Jacques Ellul ne parle pas ici de la perte de citoyenneté sud-africaine des habitants des homelands, ni des conditions de vie dans ces territoires pratiquement incultes. Nous sommes donc bien loin ici de la vision qui fut celle de la plupart des observateurs chrétiens, présentant le caractère pervers du « grand apartheid » visant à l’exploitation d’une main-d’œuvre.

Dans le dernier paragraphe de son article, Jacques Ellul livre ses craintes face à la situation :

‘« Qu’est ce qui peut arriver ? Grâce à la campagne de propagande et à l’hostilité générale organisée, le gouvernement sud-africain peut en effet s’effondrer. Que se passera-t-il ? Ou bien l’URSS prendra le pouvoir (ce qu’elle souhaite depuis longtemps) : ceci a peu de chance de réussir, l’URSS a toujours échoué en Afrique (Tanzanie, Ethiopie et même Angola) ou bien il s’installera un « gouvernement noir » incapable de maintenir l’ordre […]. Bien entendu sans compter le sort des Blancs qui n’auront que le choix entre s’expatrier (où ?) et se faire assassiner […]. Telles sont mes craintes, du plus probable, et ma tristesse, que les Eglises européennes, dans l’aveuglement, préparent cet avenir 1886».’

Jacques Ellul ne fait donc référence à l’action des chrétiens concernant l’Afrique du Sud qu’en fin d’article, et succinctement. Il ne faut pas oublier que cet article parut quelques jours seulement après la commémoration des émeutes de Soweto. Jacques Ellul ne semble donc pas être partisan d’un telle action des chrétiens dans le champ politique et social, considérant que de telles mobilisations entraînent les Eglises sur un terrain glissant. Le regard « édulcoré » que Jacques Ellul porte sur le système d’apartheid et sur ses effets ne fut pas celui qui, comme nous l’avons vu, fut généralement répercuté dans la presse réformée. Ses arguments furent identiques à ceux qui furent évoqués par ceux qui se soucièrent de préserver de bons liens diplomatiques et économiques avec l’Afrique du Sud, ou par ceux qui perçurent le système d’apartheid non pas comme un système discriminatoire, mais comme un système permettant une évolution harmonieuse des peuples…

En reproduisant de tels propos, l’intention de Réforme fut sans doute de permettre à une personnalité intellectuelle forte du protestantisme (et plus généralement de la théologie et du droit), d’exprimer une position marginale sur l’Afrique du Sud. Un tel article ne pouvait ainsi qu’entraîner un débat au sein du protestantisme.
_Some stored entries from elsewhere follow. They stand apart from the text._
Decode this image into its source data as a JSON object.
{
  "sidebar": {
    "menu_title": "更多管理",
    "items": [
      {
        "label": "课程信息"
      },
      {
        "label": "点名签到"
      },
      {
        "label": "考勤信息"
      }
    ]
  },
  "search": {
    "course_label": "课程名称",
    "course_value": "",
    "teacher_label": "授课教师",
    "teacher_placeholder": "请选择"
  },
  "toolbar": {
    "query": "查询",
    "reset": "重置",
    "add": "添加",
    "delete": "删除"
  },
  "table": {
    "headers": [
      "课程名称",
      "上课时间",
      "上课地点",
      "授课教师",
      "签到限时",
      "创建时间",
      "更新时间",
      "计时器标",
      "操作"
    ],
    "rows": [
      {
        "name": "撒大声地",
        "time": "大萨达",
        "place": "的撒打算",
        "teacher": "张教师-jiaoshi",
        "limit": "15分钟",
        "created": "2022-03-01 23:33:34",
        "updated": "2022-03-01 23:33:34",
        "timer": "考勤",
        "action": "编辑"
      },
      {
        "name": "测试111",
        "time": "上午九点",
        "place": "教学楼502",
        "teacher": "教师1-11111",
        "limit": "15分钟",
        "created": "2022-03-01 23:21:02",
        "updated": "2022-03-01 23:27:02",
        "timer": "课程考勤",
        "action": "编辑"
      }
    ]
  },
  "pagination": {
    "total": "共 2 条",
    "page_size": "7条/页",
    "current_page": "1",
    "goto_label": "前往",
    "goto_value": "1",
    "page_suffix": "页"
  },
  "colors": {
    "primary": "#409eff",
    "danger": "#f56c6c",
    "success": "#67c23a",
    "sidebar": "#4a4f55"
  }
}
On peut d’ailleurs se demander dans quel mesure la volonté de Réforme de reproduire de telles thèses ne fut pas justement de provoquer un tel débat.

Notes
1878.

Abrogation des lois sur l’influx control (contrôle de l’urbanisation des Noirs), remplacement du Pass par une carte d’identité identique pour tous.

1879.

Jacques ELLUL, « Craintes et tristesse », op.cit.

1880.

Ibid.

1881.

Ibid.

1882.

Ibid.

1883.

Ibid.

1884.

Ibid.

1885.

Ibid.

1886.

Ibid.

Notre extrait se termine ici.